I strained my eyes to catch the last glimpse of Davy as he passed from view. Now a new horror gripped me, and my throat became tight, as my stomach summer-salted. How the hell was he going to find his way back? We were in the middle of nowhere. Miles from the city.
"Guys we have to find him . . . who knows what might happen to him out here in his state," I said.
Bubba, his madness now passed reluctantly agreed as the guilt took hold. George was already collecting Billy from the pavement as one collects a passive pet, and shoved his thin frame back into the car.
"You were really going to drag him, weren’t you Bubba?"
Bubba just shot me an angry look.
"Don’t look at me like you’re not an asshole." I continued, as he climbed behind the wheel.
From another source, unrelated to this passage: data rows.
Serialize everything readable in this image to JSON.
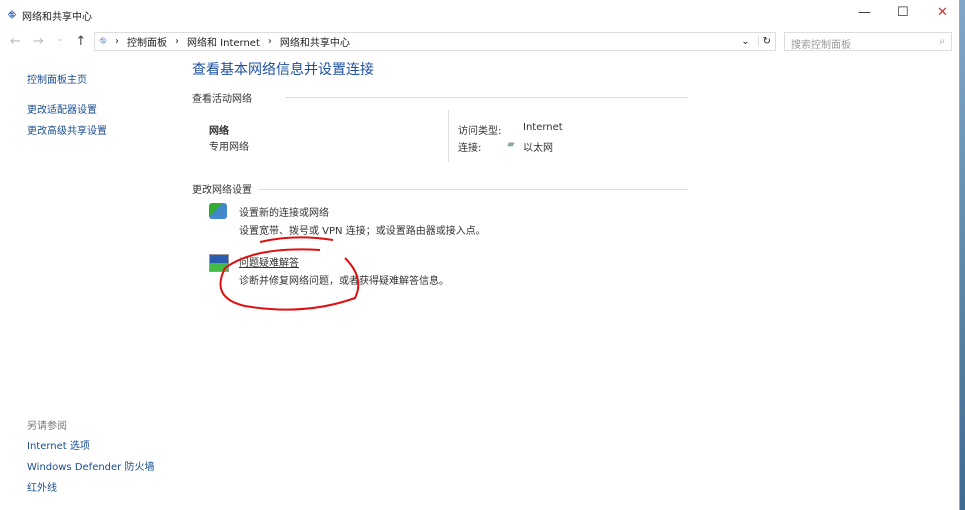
{
  "window": {
    "title": "网络和共享中心"
  },
  "breadcrumb": [
    "控制面板",
    "网络和 Internet",
    "网络和共享中心"
  ],
  "search": {
    "placeholder": "搜索控制面板"
  },
  "sidebar": {
    "home": "控制面板主页",
    "items": [
      "更改适配器设置",
      "更改高级共享设置"
    ],
    "see_also": "另请参阅",
    "links": [
      "Internet 选项",
      "Windows Defender 防火墙",
      "红外线"
    ]
  },
  "main": {
    "title": "查看基本网络信息并设置连接",
    "active_header": "查看活动网络",
    "network_name": "网络",
    "network_type": "专用网络",
    "access_label": "访问类型:",
    "access_value": "Internet",
    "conn_label": "连接:",
    "conn_value": "以太网",
    "change_header": "更改网络设置",
    "tasks": [
      {
        "title": "设置新的连接或网络",
        "desc": "设置宽带、拨号或 VPN 连接；或设置路由器或接入点。"
      },
      {
        "title": "问题疑难解答",
        "desc": "诊断并修复网络问题，或者获得疑难解答信息。"
      }
    ]
  }
}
We, started driving up and down the dirt roads, that bordered the massive corn field, with the windows down, and the chilly night air brushing against our faces. We hollered for Davy. "Davy where are you? Come out we’re sorry!" Bubba, the one who should have been sorriest of all, said nothing, and drove staring directly ahead.
Finally, after two and half hours, Davy reemerged by the roadside, looking very forlorn. His face was a road map of red welts, and cuts, where the corn had torn into his flesh. The rope was gone from his neck. Only a small red mark remained to provide evidence of its existence.
"I lost my father’s watch," he said sadly as he held up his wrist. A faint tan line where the watch had been, as testament to the fact. Bubba gave him his cheap ten dollar piece of crap as a gesture of remorse, and drove him home without further incident.